PF investiga liberação de emendas na Bahia; STF afasta dois prefeitos e quebra sigilo de deputado federal

Nova fase da Operação Overclean apura desvio de recursos públicos entre 2021 e 2024 por meio de pagamento de propinas

A Polícia Federal deflagrou nesta sexta-feira (27) mais uma fase da Operação Overclean, que investiga um esquema de desvio de dinheiro público por meio da liberação irregular de emendas parlamentares. A ofensiva teve como alvos dois prefeitos de municípios da Bahia, que foram afastados dos cargos, e um assessor do deputado federal Félix Mendonça Júnior (PDT-BA), também afastado de suas funções.

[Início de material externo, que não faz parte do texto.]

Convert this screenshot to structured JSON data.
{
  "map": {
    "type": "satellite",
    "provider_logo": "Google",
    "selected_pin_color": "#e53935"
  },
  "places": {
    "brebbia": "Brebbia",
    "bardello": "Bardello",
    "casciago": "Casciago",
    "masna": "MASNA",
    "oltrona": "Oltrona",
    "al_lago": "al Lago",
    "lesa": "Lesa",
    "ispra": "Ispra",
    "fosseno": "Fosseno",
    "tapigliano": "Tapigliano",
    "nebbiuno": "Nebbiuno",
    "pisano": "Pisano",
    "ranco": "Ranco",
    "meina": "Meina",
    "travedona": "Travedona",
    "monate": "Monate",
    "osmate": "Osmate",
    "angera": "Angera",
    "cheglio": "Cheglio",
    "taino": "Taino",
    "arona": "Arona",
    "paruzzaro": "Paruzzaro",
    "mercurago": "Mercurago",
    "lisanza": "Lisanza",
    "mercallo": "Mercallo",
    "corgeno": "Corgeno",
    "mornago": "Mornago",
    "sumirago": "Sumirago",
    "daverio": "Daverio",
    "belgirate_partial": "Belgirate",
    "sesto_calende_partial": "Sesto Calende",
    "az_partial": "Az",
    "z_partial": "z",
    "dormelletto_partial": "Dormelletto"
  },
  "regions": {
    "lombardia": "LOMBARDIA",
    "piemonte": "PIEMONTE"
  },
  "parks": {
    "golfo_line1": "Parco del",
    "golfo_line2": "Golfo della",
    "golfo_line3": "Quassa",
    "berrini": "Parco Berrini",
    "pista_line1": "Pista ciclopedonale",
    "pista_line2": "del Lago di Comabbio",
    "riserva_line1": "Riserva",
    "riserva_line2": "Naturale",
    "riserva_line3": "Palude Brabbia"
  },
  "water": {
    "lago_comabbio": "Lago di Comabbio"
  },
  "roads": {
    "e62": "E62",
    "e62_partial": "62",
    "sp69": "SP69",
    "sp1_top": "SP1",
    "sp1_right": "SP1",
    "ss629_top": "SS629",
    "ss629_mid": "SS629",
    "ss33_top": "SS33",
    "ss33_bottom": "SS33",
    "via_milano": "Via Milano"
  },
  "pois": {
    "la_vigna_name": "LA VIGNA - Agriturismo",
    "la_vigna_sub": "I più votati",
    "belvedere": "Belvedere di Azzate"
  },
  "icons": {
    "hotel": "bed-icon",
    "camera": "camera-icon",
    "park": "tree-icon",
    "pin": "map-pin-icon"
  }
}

Embora o parlamentar não figure como alvo direto da operação, ele teve o sigilo telefônico quebrado com autorização do ministro Kassio Nunes Marques, do Supremo Tribunal Federal (STF), relator do caso. O objetivo, segundo fontes da investigação, é apurar eventual participação indireta ou conhecimento dos fatos por parte de integrantes do gabinete parlamentar.

Veja os envolvidos:

  • O assessor do deputado, Marcelo Chaves Gomes, foi alvo de buscas e afastamento do cargo.
  • O prefeito de Ibitanga (BA), Humberto Raimundo Rodrigues de Oliveira, foi alvo de buscas e afastamento do cargo;
  • O prefeito de Boquira (BA), Alan Machado, também alvo de buscas e afastamento do cargo;
  • Já o ex-prefeito de Paratinga Marcel José Carneiro de Carvalho foi alvo de buscas.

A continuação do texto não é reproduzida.